Although risk-taking has been studied from a developmental perspective, no study has examined how anxiety, age, risk-valence and social context interact to modulate decision-making in youths. This study probes this question using a risk-taking task, the Stunt Task, in clinically anxious children (n = 17, 10 F, age = 8.3-12.1 years), healthy children (n = 13, 4 F, age = 9.3-12.2 years), clinically anxious adolescents (n = 18, 6 F, age = 12.3-17.7 years), and healthy adolescents (n =14, 10 F, age = 12.5-17.3 years).
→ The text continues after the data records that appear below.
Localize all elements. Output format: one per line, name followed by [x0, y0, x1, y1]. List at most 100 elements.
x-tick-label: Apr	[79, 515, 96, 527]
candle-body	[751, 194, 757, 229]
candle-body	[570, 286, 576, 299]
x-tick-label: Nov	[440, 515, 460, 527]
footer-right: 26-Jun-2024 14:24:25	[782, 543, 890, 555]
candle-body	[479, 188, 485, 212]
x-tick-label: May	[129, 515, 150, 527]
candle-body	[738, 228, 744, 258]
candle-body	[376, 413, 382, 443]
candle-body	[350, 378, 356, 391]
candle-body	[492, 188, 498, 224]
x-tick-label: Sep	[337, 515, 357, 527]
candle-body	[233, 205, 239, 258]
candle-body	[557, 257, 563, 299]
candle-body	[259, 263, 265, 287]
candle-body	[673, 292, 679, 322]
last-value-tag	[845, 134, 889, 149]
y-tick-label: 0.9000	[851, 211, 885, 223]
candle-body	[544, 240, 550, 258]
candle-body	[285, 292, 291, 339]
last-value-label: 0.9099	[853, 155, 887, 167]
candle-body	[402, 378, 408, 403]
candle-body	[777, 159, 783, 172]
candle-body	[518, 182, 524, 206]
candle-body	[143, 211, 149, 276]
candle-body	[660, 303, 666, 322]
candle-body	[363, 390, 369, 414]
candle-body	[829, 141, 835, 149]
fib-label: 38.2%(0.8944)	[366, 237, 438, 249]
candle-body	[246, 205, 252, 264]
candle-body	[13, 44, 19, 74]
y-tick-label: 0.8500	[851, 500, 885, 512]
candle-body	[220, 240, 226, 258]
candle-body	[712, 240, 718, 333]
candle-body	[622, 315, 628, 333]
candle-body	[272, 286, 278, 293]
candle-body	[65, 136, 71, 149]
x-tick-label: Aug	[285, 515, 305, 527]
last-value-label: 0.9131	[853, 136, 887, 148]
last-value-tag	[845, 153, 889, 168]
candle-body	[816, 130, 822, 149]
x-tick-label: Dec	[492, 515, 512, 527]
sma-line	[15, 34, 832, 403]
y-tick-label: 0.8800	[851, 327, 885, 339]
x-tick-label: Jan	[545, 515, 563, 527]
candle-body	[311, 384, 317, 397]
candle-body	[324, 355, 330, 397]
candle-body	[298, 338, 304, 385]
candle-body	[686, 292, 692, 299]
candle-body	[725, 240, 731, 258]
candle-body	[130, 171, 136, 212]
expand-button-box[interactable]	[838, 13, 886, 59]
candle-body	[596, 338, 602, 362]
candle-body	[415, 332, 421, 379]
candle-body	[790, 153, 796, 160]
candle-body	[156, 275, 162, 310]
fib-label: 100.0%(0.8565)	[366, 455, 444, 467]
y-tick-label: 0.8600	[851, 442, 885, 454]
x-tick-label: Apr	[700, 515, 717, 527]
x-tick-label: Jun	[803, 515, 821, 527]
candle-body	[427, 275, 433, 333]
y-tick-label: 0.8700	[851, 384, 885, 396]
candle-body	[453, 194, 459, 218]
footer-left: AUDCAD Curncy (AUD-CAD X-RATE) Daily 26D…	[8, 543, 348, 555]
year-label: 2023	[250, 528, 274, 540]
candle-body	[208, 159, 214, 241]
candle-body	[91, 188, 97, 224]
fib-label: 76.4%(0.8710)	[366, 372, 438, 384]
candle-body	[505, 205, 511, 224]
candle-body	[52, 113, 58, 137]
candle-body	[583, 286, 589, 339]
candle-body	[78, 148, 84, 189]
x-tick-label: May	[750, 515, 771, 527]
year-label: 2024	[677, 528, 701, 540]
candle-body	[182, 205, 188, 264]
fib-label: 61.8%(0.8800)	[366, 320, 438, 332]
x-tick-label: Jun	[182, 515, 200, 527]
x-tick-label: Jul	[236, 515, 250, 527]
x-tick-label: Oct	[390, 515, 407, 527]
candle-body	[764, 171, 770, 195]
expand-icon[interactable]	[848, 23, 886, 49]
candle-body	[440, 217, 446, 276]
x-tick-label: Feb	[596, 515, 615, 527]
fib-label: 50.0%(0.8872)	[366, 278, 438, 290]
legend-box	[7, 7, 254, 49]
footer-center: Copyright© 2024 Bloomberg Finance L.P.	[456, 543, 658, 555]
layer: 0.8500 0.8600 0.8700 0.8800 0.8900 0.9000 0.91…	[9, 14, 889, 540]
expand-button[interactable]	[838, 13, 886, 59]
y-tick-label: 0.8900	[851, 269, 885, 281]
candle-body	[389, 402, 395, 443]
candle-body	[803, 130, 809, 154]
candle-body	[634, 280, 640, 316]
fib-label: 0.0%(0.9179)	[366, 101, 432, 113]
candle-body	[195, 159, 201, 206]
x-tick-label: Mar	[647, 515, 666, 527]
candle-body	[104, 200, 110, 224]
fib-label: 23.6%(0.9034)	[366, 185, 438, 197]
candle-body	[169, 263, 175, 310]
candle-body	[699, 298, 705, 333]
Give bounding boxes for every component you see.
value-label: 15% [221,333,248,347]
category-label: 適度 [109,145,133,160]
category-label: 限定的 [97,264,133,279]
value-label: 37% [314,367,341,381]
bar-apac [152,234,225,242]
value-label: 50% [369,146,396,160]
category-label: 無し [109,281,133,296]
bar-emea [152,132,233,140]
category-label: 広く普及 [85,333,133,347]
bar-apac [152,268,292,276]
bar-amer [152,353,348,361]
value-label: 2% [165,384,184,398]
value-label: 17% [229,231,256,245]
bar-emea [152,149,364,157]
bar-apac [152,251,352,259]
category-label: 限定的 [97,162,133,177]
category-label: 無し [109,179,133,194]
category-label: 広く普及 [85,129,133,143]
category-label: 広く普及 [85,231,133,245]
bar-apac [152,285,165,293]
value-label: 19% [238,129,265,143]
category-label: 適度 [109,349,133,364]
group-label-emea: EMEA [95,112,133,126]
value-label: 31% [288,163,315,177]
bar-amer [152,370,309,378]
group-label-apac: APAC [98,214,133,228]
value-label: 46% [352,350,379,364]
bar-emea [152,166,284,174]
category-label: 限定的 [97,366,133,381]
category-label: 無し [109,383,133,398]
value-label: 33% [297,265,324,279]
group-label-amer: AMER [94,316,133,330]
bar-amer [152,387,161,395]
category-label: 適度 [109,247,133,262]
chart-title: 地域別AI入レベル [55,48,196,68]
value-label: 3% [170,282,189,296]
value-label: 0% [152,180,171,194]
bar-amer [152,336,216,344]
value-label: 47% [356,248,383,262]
Social context was manipulated: in one condition, participants were led to believe that a group of peers were observing and judging their performance (peer-judge), while, in the other condition, they were led to believe that peers were not observing them (control). Only anxious children showed an influence of social context on their risk-taking behavior. Specifically, anxious children bet significantly less and had slower reaction times (RT) during the peer-judge than control condition. However, across social conditions, risk-valence modulated RT differently in function of age and diagnosis. Anxious children were slower on the positive-valence risky trial, whereas anxious adolescents were slower on the negative-valence risky trials relative to their respective healthy peers. In conclusion, clinically anxious children were the only group that was sensitive (risk-averse) to the effect of a negative peer-judge context. The negative peer-judge context did not affect risky decision-making in adolescents, whether they were anxious or healthy. Future work using a stronger aversive social context might be more effective at influencing risky behavior in this age group.